Every translator of the Psalms must decide how to handle God’s personal name, YHWH or YHVH, which occurs repeatedly in its Hebrew text. Translators of the King James Version usually translated it “LORD” (all caps) and sometimes transliterated it (badly) as “Jehovah.” Likewise, all modern translations either translate or transliterate it. Some other options for translating it are “the Eternal,” “the Almighty,” or “the Sovereign Lord.”

While translating it aims to make it more accessible to readers, transliterating it seems to me more faithful to the text since it’s not a word at all, but rather God’s uniquely personal name. This roots it more firmly in the biblical story as the name God revealed to Moses on Mount Sinai. Meaning “the self-existent One who answers to no one,” the name YHWH set Israel’s God apart from all the gods of Israel’s neighbors.

Personal names are, well, very personal.
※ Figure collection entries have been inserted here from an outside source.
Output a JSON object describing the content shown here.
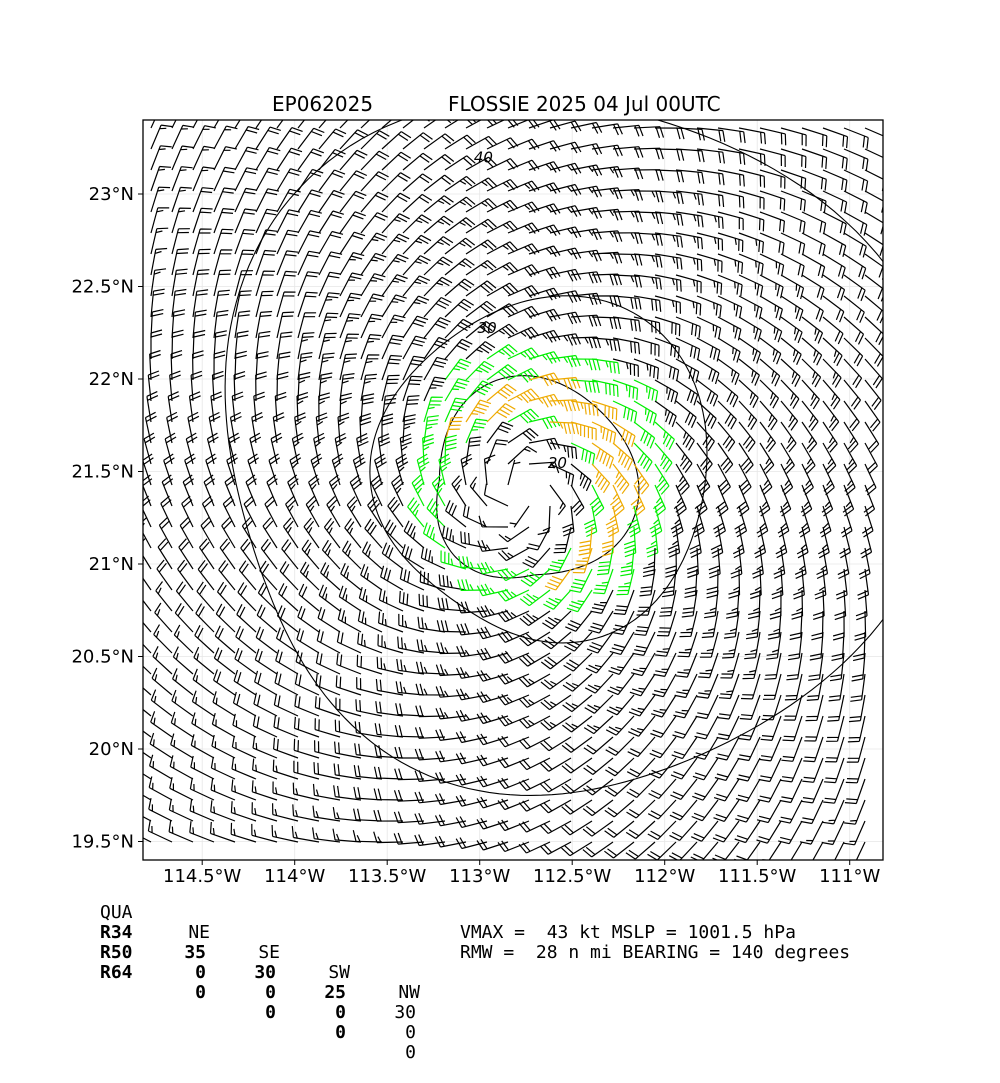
{
  "header": {
    "storm_id": "EP062025",
    "storm_title": "FLOSSIE 2025 04 Jul 00UTC"
  },
  "chart_data": {
    "type": "wind-barb-map",
    "title": "EP062025          FLOSSIE 2025 04 Jul 00UTC",
    "x_ticks": [
      {
        "value": -114.5,
        "label": "114.5°W"
      },
      {
        "value": -114.0,
        "label": "114°W"
      },
      {
        "value": -113.5,
        "label": "113.5°W"
      },
      {
        "value": -113.0,
        "label": "113°W"
      },
      {
        "value": -112.5,
        "label": "112.5°W"
      },
      {
        "value": -112.0,
        "label": "112°W"
      },
      {
        "value": -111.5,
        "label": "111.5°W"
      },
      {
        "value": -111.0,
        "label": "111°W"
      }
    ],
    "y_ticks": [
      {
        "value": 19.5,
        "label": "19.5°N"
      },
      {
        "value": 20.0,
        "label": "20°N"
      },
      {
        "value": 20.5,
        "label": "20.5°N"
      },
      {
        "value": 21.0,
        "label": "21°N"
      },
      {
        "value": 21.5,
        "label": "21.5°N"
      },
      {
        "value": 22.0,
        "label": "22°N"
      },
      {
        "value": 22.5,
        "label": "22.5°N"
      },
      {
        "value": 23.0,
        "label": "23°N"
      }
    ],
    "xlim": [
      -114.82,
      -110.82
    ],
    "ylim": [
      19.4,
      23.4
    ],
    "grid": true,
    "center": {
      "lon": -112.78,
      "lat": 21.38
    },
    "rmw_nmi": 28,
    "r34_nmi": {
      "NE": 35,
      "SE": 30,
      "SW": 25,
      "NW": 30
    },
    "r50_nmi": {
      "NE": 0,
      "SE": 0,
      "SW": 0,
      "NW": 0
    },
    "r64_nmi": {
      "NE": 0,
      "SE": 0,
      "SW": 0,
      "NW": 0
    },
    "vmax_kt": 43,
    "barb_colors": {
      "below_34kt": "#000000",
      "34_to_40kt": "#00ee00",
      "above_40kt": "#eeaa00"
    },
    "contours": [
      {
        "level": 20,
        "label": "20",
        "label_lon": -112.58,
        "label_lat": 21.52
      },
      {
        "level": 30,
        "label": "30",
        "label_lon": -112.96,
        "label_lat": 22.25
      },
      {
        "level": 40,
        "label": "40",
        "label_lon": -112.98,
        "label_lat": 23.17
      }
    ]
  },
  "quadrant_table": {
    "header": [
      "QUA",
      "NE",
      "SE",
      "SW",
      "NW"
    ],
    "rows": [
      {
        "label": "R34",
        "values": [
          "35",
          "30",
          "25",
          "30"
        ]
      },
      {
        "label": "R50",
        "values": [
          "0",
          "0",
          "0",
          "0"
        ]
      },
      {
        "label": "R64",
        "values": [
          "0",
          "0",
          "0",
          "0"
        ]
      }
    ]
  },
  "info": {
    "line1": "VMAX =  43 kt MSLP = 1001.5 hPa",
    "line2": "RMW =  28 n mi BEARING = 140 degrees"
  }
}
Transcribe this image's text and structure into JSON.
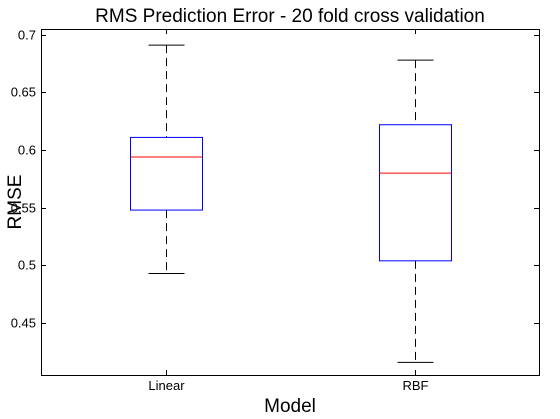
{
  "chart_data": {
    "type": "box",
    "title": "RMS Prediction Error - 20 fold cross validation",
    "xlabel": "Model",
    "ylabel": "RMSE",
    "categories": [
      "Linear",
      "RBF"
    ],
    "boxes": [
      {
        "name": "Linear",
        "min": 0.493,
        "q1": 0.548,
        "median": 0.594,
        "q3": 0.611,
        "max": 0.691
      },
      {
        "name": "RBF",
        "min": 0.416,
        "q1": 0.504,
        "median": 0.58,
        "q3": 0.622,
        "max": 0.678
      }
    ],
    "ylim": [
      0.405,
      0.705
    ],
    "yticks": [
      0.45,
      0.5,
      0.55,
      0.6,
      0.65,
      0.7
    ],
    "ytick_labels": [
      "0.45",
      "0.5",
      "0.55",
      "0.6",
      "0.65",
      "0.7"
    ],
    "grid": false,
    "colors": {
      "box": "#0000ff",
      "median": "#ff0000",
      "whisker": "#000000"
    }
  }
}
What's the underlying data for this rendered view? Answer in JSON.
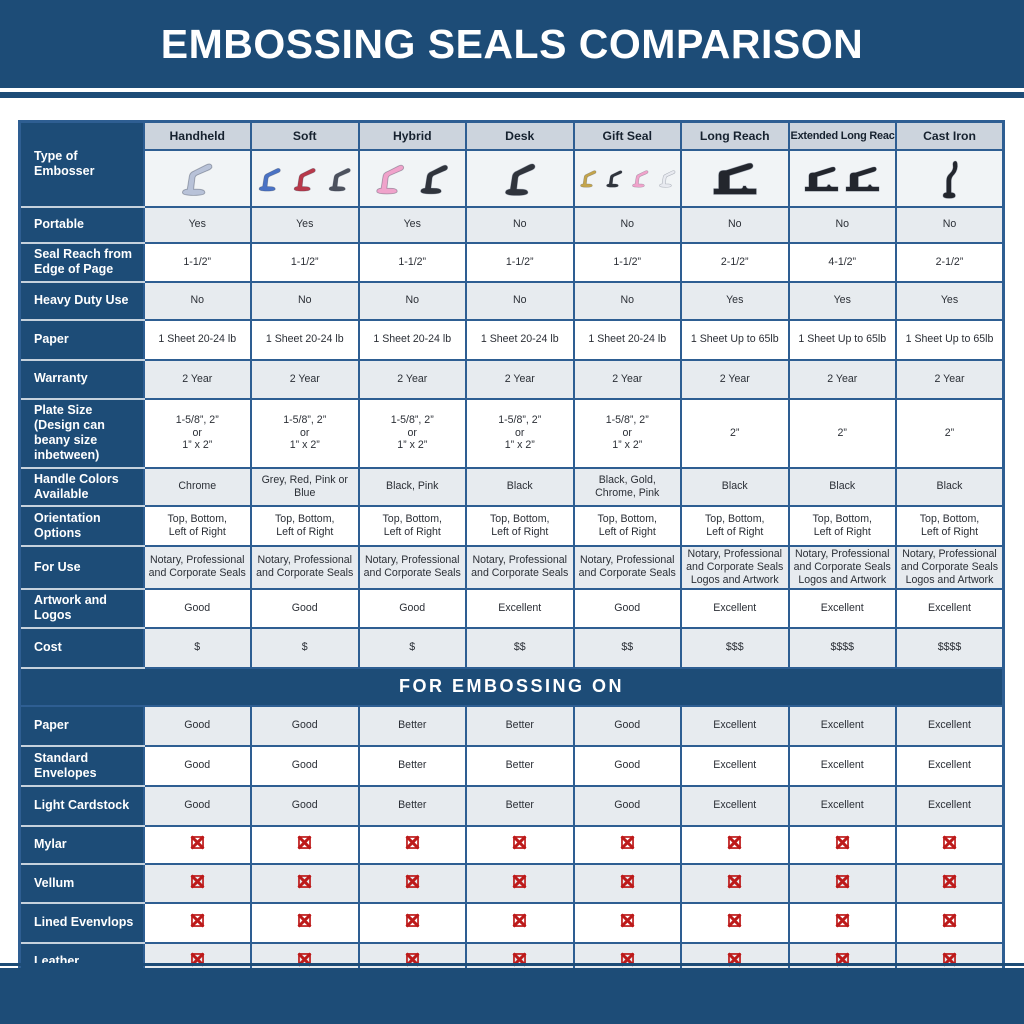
{
  "title": "EMBOSSING SEALS COMPARISON",
  "section_band": "FOR EMBOSSING ON",
  "colors": {
    "navy": "#1d4c77",
    "border": "#2e5e92",
    "header_cell": "#ccd4dd",
    "row_shade": "#e7ebef",
    "label_separator": "#c6d2dd",
    "red_x": "#bd1a1a"
  },
  "table": {
    "corner_label": "Type of Embosser",
    "columns": [
      "Handheld",
      "Soft",
      "Hybrid",
      "Desk",
      "Gift Seal",
      "Long Reach",
      "Extended Long Reach",
      "Cast Iron"
    ],
    "embossers": [
      {
        "column": "Handheld",
        "shape": "plier",
        "colors": [
          "#b8c2d8"
        ],
        "size": 44
      },
      {
        "column": "Soft",
        "shape": "plier",
        "colors": [
          "#4a72c4",
          "#b8394a",
          "#4d525e"
        ],
        "size": 33
      },
      {
        "column": "Hybrid",
        "shape": "plier",
        "colors": [
          "#f0a3cb",
          "#30343c"
        ],
        "size": 40
      },
      {
        "column": "Desk",
        "shape": "plier",
        "colors": [
          "#30343c"
        ],
        "size": 44
      },
      {
        "column": "Gift Seal",
        "shape": "plier",
        "colors": [
          "#c3a44c",
          "#30343c",
          "#f0a3cb",
          "#e8eaf0"
        ],
        "size": 28
      },
      {
        "column": "Long Reach",
        "shape": "press",
        "colors": [
          "#23262d"
        ],
        "size": 40
      },
      {
        "column": "Extended Long Reach",
        "shape": "press",
        "colors": [
          "#23262d",
          "#23262d"
        ],
        "size": 31
      },
      {
        "column": "Cast Iron",
        "shape": "upright",
        "colors": [
          "#23262d"
        ],
        "size": 44
      }
    ],
    "spec_rows": [
      {
        "label": "Portable",
        "values": [
          "Yes",
          "Yes",
          "Yes",
          "No",
          "No",
          "No",
          "No",
          "No"
        ]
      },
      {
        "label": "Seal Reach from Edge of Page",
        "values": [
          "1-1/2”",
          "1-1/2”",
          "1-1/2”",
          "1-1/2”",
          "1-1/2”",
          "2-1/2”",
          "4-1/2”",
          "2-1/2”"
        ]
      },
      {
        "label": "Heavy Duty Use",
        "values": [
          "No",
          "No",
          "No",
          "No",
          "No",
          "Yes",
          "Yes",
          "Yes"
        ]
      },
      {
        "label": "Paper",
        "values": [
          "1 Sheet 20-24 lb",
          "1 Sheet 20-24 lb",
          "1 Sheet 20-24 lb",
          "1 Sheet 20-24 lb",
          "1 Sheet 20-24 lb",
          "1 Sheet Up to 65lb",
          "1 Sheet Up to 65lb",
          "1 Sheet Up to 65lb"
        ]
      },
      {
        "label": "Warranty",
        "values": [
          "2 Year",
          "2 Year",
          "2 Year",
          "2 Year",
          "2 Year",
          "2 Year",
          "2 Year",
          "2 Year"
        ]
      },
      {
        "label": "Plate Size (Design can beany size inbetween)",
        "values": [
          "1-5/8”, 2”\nor\n1” x 2”",
          "1-5/8”, 2”\nor\n1” x 2”",
          "1-5/8”, 2”\nor\n1” x 2”",
          "1-5/8”, 2”\nor\n1” x 2”",
          "1-5/8”, 2”\nor\n1” x 2”",
          "2”",
          "2”",
          "2”"
        ]
      },
      {
        "label": "Handle Colors Available",
        "values": [
          "Chrome",
          "Grey, Red, Pink or Blue",
          "Black, Pink",
          "Black",
          "Black, Gold, Chrome, Pink",
          "Black",
          "Black",
          "Black"
        ]
      },
      {
        "label": "Orientation Options",
        "values": [
          "Top, Bottom,\nLeft of Right",
          "Top, Bottom,\nLeft of Right",
          "Top, Bottom,\nLeft of Right",
          "Top, Bottom,\nLeft of Right",
          "Top, Bottom,\nLeft of Right",
          "Top, Bottom,\nLeft of Right",
          "Top, Bottom,\nLeft of Right",
          "Top, Bottom,\nLeft of Right"
        ]
      },
      {
        "label": "For Use",
        "values": [
          "Notary, Professional\nand Corporate Seals",
          "Notary, Professional\nand Corporate Seals",
          "Notary, Professional\nand Corporate Seals",
          "Notary, Professional\nand Corporate Seals",
          "Notary, Professional\nand Corporate Seals",
          "Notary, Professional\nand Corporate Seals\nLogos and Artwork",
          "Notary, Professional\nand Corporate Seals\nLogos and Artwork",
          "Notary, Professional\nand Corporate Seals\nLogos and Artwork"
        ]
      },
      {
        "label": "Artwork and Logos",
        "values": [
          "Good",
          "Good",
          "Good",
          "Excellent",
          "Good",
          "Excellent",
          "Excellent",
          "Excellent"
        ]
      },
      {
        "label": "Cost",
        "values": [
          "$",
          "$",
          "$",
          "$$",
          "$$",
          "$$$",
          "$$$$",
          "$$$$"
        ]
      }
    ],
    "embossing_rows": [
      {
        "label": "Paper",
        "values": [
          "Good",
          "Good",
          "Better",
          "Better",
          "Good",
          "Excellent",
          "Excellent",
          "Excellent"
        ]
      },
      {
        "label": "Standard Envelopes",
        "values": [
          "Good",
          "Good",
          "Better",
          "Better",
          "Good",
          "Excellent",
          "Excellent",
          "Excellent"
        ]
      },
      {
        "label": "Light Cardstock",
        "values": [
          "Good",
          "Good",
          "Better",
          "Better",
          "Good",
          "Excellent",
          "Excellent",
          "Excellent"
        ]
      },
      {
        "label": "Mylar",
        "icon": "x-icon"
      },
      {
        "label": "Vellum",
        "icon": "x-icon"
      },
      {
        "label": "Lined Evenvlops",
        "icon": "x-icon"
      },
      {
        "label": "Leather",
        "icon": "x-icon"
      }
    ]
  }
}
Even the sound of a name can evoke strong emotion. I’ve chosen to transliterate only YHWH’s consonants since the earliest Hebrew manuscripts contain only consonants, the vowels being added much later. My aim in doing so is to honor God’s name and set it apart, as unique.

One problem with YHWH is that we aren’t sure how it was pronounced since Jews long ago stopped saying it out of reverence. (They read Adonai instead whenever they come to YHWH in the text.) I take the advice of my esteemed Hebrew professor, Raymond Dillard, who advocated pronouncing it as Yahveh (Yah·vay). He favored that over the standard Yahweh since the modern Hebrew pronunciation of its third consonant makes the name sound more robustly Jewish. It also makes it sound more robust, period.